EL IMPULSO de la celebración anual del Eid al-Fitr suele interpretarse como un impacto positivo en la mejora socioeconómica de las zonas urbanas y rurales. El aumento constante del consumo de los hogares para satisfacer todas las necesidades durante el Eid al-Fitr es una imagen común que presencian los ciudadanos.
Más allá del consumo, el impulso del Eid también brinda una oportunidad para que cada pequeña y mediana empresa obtenga más beneficios que en días normales debido a la alta demanda de los consumidores. Esta implicación tiene un impacto significativo en el aumento periódico de la facturación durante el Eid al-Fitr.
Los hechos encontrados sobre el terreno también muestran un aumento de la demanda en varios sectores de consumo público como la gastronomía y alimentación (galletas, platos típicos del Eid), la moda y vestimenta musulmana (túnicas, koko, mukenas y ropa infantil).
El crecimiento positivo también se aplica a la venta de cestas y lotes de Eid como regalos para mantener las relaciones. Esta imagen claramente proporciona nueva energía para la acentuación del crecimiento, pero la siguiente pregunta es: ¿se aplica esto también al impulso del crecimiento económico después del Eid al-Fitr?
Del consumo a la productividad
En este contexto, leer y reanalizar la imagen de las proyecciones de crecimiento económico tras el impulso del Eid al-Fitr se convierte en un momento importante para ver el patrón de fuerza del consumo interno de Indonesia, incluso para comprender la resiliencia económica nacional en un período muy difícil en medio de una situación geopolítica inestable.
La crisis económica desencadenada por el estallido de la guerra entre Estados Unidos e Israel contra Irán el 28 de febrero de 2026, de hecho, provocó inmediatamente shocks en el mercado financiero interno.
El tipo de cambio de la rupia también se debilitó, superando las 16.929 rupias por dólar estadounidense a principios de marzo de 2026, mientras que el Índice Compuesto de Precios de la Bolsa (IHSG) se desplomó significativamente un 8,82% en una semana.
La actitud cautelosa de muchos inversores ante la realidad de la guerra en Oriente Medio muestra que los inversores evitan activos de riesgo (risk-off) en países en desarrollo y cambian a activos seguros como el oro.
La alta preocupación por las interrupciones en el suministro global de petróleo y los picos de inflación hacen que los mercados esperen que las tasas de interés se mantengan altas durante más tiempo.
Esta situación se ve agravada por el deterioro de las perspectivas de calificación crediticia de Indonesia, lo que también erosiona la confianza de los inversores extranjeros en la estabilidad interna.
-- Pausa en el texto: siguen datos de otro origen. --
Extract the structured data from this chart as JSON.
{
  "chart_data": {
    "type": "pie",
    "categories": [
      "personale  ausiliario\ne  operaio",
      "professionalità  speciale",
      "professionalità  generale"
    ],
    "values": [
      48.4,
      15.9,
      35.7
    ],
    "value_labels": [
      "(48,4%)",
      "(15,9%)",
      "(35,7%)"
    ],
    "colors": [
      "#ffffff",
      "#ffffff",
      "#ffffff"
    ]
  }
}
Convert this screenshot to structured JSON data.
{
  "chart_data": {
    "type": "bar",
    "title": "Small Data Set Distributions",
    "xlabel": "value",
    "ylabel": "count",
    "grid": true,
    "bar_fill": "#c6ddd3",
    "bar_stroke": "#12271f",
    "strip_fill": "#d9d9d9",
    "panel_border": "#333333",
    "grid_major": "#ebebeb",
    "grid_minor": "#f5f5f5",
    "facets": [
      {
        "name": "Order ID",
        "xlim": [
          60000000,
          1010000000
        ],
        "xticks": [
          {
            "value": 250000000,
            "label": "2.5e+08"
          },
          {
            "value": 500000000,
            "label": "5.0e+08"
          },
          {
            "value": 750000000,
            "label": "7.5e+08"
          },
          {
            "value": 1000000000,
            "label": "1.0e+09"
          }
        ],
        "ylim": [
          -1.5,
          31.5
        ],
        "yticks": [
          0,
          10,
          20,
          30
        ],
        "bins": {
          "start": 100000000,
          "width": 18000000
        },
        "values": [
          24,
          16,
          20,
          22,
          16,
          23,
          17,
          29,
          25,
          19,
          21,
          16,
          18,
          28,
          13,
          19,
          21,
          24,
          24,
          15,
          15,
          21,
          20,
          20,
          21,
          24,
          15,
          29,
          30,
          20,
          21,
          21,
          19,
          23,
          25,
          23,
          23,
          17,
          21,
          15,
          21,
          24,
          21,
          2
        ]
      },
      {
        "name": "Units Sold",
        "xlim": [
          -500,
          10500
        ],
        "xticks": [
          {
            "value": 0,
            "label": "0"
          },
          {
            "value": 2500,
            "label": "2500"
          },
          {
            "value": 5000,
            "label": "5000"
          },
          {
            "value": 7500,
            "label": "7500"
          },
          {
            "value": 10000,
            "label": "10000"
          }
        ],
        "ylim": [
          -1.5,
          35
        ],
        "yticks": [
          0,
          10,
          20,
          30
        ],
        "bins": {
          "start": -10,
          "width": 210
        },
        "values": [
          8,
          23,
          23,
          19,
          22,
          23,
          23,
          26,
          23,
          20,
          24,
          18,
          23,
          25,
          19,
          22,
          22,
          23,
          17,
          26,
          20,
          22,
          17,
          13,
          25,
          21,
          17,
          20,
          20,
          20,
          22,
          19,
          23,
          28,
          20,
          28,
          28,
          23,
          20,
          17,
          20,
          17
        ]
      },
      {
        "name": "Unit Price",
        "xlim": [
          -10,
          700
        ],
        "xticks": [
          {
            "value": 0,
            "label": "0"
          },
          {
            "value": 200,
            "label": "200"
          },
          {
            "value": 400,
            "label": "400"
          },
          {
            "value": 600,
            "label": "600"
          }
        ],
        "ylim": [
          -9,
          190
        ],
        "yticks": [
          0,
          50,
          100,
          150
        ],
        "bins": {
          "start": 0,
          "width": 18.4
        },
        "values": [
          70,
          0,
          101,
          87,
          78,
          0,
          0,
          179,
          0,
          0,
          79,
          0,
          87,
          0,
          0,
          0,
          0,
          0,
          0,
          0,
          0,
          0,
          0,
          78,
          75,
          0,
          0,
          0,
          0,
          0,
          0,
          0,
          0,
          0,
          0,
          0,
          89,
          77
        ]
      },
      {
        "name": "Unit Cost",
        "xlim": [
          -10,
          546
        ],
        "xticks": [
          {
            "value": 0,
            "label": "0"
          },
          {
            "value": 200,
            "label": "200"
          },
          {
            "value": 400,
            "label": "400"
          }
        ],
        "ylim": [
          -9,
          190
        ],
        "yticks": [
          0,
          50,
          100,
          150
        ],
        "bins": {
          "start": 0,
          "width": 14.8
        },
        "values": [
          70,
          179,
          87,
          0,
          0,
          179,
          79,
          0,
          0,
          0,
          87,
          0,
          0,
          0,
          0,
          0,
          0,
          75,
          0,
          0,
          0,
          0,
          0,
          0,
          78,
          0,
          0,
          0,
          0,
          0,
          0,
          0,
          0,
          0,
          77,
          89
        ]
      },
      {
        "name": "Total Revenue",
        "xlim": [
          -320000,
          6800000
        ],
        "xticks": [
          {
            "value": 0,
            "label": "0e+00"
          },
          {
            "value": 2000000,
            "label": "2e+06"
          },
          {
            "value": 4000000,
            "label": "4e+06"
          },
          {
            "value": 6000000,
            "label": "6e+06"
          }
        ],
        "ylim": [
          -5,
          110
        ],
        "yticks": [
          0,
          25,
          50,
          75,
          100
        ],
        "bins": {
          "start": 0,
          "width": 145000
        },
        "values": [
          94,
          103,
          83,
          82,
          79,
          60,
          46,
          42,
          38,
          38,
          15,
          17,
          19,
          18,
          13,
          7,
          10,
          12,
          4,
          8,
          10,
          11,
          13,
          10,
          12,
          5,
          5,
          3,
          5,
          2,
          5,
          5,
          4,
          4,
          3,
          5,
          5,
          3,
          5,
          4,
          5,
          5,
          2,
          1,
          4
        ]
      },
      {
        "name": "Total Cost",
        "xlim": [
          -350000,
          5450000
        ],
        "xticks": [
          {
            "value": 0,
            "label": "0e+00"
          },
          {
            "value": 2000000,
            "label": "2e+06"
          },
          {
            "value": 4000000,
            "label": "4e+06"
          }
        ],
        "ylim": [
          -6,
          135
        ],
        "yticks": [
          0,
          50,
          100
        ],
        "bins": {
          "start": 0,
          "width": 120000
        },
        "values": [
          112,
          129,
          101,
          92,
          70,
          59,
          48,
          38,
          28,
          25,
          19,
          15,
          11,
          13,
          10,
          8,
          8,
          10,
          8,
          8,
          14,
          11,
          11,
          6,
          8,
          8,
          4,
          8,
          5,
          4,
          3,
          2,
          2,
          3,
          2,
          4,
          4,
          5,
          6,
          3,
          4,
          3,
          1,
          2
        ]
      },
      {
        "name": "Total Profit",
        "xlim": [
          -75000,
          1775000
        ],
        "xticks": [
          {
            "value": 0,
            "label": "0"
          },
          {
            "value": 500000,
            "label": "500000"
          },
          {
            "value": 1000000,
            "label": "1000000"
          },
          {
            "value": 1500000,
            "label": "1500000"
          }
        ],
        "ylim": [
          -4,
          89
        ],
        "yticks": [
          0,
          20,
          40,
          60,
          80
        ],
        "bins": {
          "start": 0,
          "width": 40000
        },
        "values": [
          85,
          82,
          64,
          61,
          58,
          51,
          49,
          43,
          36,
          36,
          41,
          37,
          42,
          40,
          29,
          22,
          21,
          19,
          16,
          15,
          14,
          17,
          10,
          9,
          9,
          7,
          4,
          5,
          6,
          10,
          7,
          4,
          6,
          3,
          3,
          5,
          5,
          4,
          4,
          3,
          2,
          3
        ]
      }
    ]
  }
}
Aunque las presiones de la crisis aumentan, se estima que los flujos financieros internos seguirán creciendo, aunque con una desaceleración bastante alta.
Se enfatizó que la condición fiscal de Indonesia sigue siendo segura porque la relación deuda-Producto Interno Bruto (PIB) y el déficit presupuestario se mantienen controlados en comparación con países vecinos como Malasia y Tailandia, basándose en el crecimiento económico nacional en 2025 que alcanzó el 5,1%.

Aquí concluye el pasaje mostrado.